I had returned to Vietnam with trepida­tions that the people would resent my presence. I would be an American travel­ing alone, not alongside other Marines with M16s at the ready. I might end up a target for their anger at being abandoned. These fears proved groundless. I talked to so many of them on that trip back. Though confused and fearful and sad, they were courteous and friendly. This made me feel good and bad at the same time. More than discomfiting, it made me feel helpless. My strongest memory of those days was something they said. It will stay with me until the day I die. They said it at least three, possibly four times, using almost the exact same words every time.
They would look at me and ask, “You were a soldier here?”

I would nod or say, “Yes.”

They would ask, “Where?”

I would tell them a few of the places I had been. This would answer the literal question, and also the unasked question behind it. Where I had been would tell them who I was, that I was a Marine. Finding this out, they didn’t call me

“Murderer!” or “Psychopath!” or “War criminal!” or “Baby killer!”

No, they looked me right in the eye and said softly, thoughtfully, “Marines, good people, Marines.”

These four simple words broke my heart every time.

Author’s bio: Robert Roth is the author of “Sand in the Wind,” a Vietnam War-era novel, and “Berserkley.” Roth en­listed in the Marine Corps in 1969 after graduating from the University of Florida.
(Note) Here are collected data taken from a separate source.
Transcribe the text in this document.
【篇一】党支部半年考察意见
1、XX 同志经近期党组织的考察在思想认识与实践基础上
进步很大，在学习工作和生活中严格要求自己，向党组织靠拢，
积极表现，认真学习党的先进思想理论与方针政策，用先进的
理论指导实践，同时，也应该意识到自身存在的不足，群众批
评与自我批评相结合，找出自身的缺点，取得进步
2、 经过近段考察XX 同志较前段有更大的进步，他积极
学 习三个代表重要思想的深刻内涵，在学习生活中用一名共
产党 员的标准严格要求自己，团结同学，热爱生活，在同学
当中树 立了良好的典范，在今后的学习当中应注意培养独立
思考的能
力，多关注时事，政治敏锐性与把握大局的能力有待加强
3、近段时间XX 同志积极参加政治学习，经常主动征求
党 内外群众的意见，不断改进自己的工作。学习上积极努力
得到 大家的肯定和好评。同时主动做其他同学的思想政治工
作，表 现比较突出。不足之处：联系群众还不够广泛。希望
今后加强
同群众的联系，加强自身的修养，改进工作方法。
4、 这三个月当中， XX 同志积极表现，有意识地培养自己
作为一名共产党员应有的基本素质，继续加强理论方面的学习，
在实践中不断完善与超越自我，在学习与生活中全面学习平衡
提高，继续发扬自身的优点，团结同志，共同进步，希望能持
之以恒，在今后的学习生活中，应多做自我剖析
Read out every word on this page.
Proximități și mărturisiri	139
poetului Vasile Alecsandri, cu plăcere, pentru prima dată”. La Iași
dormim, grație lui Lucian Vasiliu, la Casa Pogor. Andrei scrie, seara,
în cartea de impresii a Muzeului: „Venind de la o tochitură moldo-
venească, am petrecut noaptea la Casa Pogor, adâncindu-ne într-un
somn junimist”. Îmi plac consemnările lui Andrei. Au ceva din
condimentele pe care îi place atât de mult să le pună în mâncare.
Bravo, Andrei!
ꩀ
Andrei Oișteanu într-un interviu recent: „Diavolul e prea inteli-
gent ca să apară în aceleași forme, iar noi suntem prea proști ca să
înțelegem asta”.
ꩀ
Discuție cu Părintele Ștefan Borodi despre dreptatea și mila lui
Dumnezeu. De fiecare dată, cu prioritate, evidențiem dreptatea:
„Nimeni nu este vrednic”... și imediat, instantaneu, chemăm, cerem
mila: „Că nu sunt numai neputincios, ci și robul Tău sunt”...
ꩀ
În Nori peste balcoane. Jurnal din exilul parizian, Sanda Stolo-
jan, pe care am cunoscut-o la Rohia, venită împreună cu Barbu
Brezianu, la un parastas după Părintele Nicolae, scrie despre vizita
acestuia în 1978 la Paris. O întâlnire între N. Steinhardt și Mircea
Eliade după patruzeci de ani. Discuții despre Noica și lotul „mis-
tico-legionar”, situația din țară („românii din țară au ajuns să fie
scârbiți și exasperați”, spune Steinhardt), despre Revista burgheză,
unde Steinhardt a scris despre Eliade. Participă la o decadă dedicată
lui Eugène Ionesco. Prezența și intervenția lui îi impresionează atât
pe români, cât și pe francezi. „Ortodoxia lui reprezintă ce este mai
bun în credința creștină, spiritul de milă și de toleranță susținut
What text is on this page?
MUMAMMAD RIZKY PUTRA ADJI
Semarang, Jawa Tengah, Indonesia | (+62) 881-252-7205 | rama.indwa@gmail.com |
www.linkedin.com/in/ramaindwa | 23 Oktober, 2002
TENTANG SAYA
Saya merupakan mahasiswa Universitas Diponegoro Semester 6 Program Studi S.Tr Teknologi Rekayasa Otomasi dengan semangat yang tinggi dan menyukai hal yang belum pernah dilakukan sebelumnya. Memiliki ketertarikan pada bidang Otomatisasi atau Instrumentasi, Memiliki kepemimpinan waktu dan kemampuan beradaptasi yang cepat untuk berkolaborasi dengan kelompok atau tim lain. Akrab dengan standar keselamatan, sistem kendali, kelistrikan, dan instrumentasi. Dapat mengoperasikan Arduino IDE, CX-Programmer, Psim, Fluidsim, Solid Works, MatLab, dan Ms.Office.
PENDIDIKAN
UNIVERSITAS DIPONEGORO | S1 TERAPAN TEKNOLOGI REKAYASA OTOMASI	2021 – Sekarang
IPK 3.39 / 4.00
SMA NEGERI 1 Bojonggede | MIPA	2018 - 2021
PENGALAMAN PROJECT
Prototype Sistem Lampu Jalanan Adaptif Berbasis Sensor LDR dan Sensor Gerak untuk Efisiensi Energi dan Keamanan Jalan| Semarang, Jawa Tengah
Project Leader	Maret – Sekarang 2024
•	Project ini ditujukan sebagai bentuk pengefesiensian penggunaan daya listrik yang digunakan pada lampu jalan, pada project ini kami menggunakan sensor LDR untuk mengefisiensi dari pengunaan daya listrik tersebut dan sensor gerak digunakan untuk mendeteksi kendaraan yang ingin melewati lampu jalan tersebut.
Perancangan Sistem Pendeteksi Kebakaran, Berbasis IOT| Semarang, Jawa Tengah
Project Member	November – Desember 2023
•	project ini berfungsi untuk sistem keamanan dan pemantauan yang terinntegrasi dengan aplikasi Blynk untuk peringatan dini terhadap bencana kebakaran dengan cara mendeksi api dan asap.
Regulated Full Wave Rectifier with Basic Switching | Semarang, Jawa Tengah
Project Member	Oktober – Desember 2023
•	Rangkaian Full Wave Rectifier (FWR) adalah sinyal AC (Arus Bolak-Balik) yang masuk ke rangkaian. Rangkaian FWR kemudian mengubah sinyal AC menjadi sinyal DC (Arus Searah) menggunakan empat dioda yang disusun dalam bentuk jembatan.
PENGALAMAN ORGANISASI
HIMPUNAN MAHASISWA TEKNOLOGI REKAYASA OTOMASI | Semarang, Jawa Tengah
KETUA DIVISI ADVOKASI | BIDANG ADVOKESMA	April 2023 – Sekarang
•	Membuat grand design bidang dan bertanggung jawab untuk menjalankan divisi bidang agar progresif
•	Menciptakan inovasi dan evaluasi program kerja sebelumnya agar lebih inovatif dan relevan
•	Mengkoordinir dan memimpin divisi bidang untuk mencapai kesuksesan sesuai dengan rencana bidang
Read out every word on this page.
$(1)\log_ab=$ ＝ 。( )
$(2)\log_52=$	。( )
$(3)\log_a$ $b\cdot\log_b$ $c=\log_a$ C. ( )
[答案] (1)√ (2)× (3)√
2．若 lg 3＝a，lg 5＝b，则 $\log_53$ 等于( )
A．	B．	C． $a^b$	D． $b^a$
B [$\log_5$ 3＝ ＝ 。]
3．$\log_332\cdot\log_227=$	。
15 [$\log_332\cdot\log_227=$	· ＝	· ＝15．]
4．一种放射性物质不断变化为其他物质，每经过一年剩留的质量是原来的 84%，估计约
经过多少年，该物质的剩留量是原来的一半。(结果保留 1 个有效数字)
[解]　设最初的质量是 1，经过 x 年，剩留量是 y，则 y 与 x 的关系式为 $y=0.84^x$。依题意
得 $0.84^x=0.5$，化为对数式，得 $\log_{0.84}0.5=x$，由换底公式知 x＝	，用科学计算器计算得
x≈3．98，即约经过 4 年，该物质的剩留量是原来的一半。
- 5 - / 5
He served as a rifleman in Vietnam with the 2nd Battalion, 5th Marine Regiment. Using his GI Bill benefits, he added a BA from the Uni­versity of California at Berkeley and an MA from Stanford. Beginning in 1975, he served almost 10 years in a mechanized infantry unit of Israeli Army reserves. In the 1982 Lebanon War, he completed four reserve duty tours in-country. These included the original invasion and the Siege of Beirut.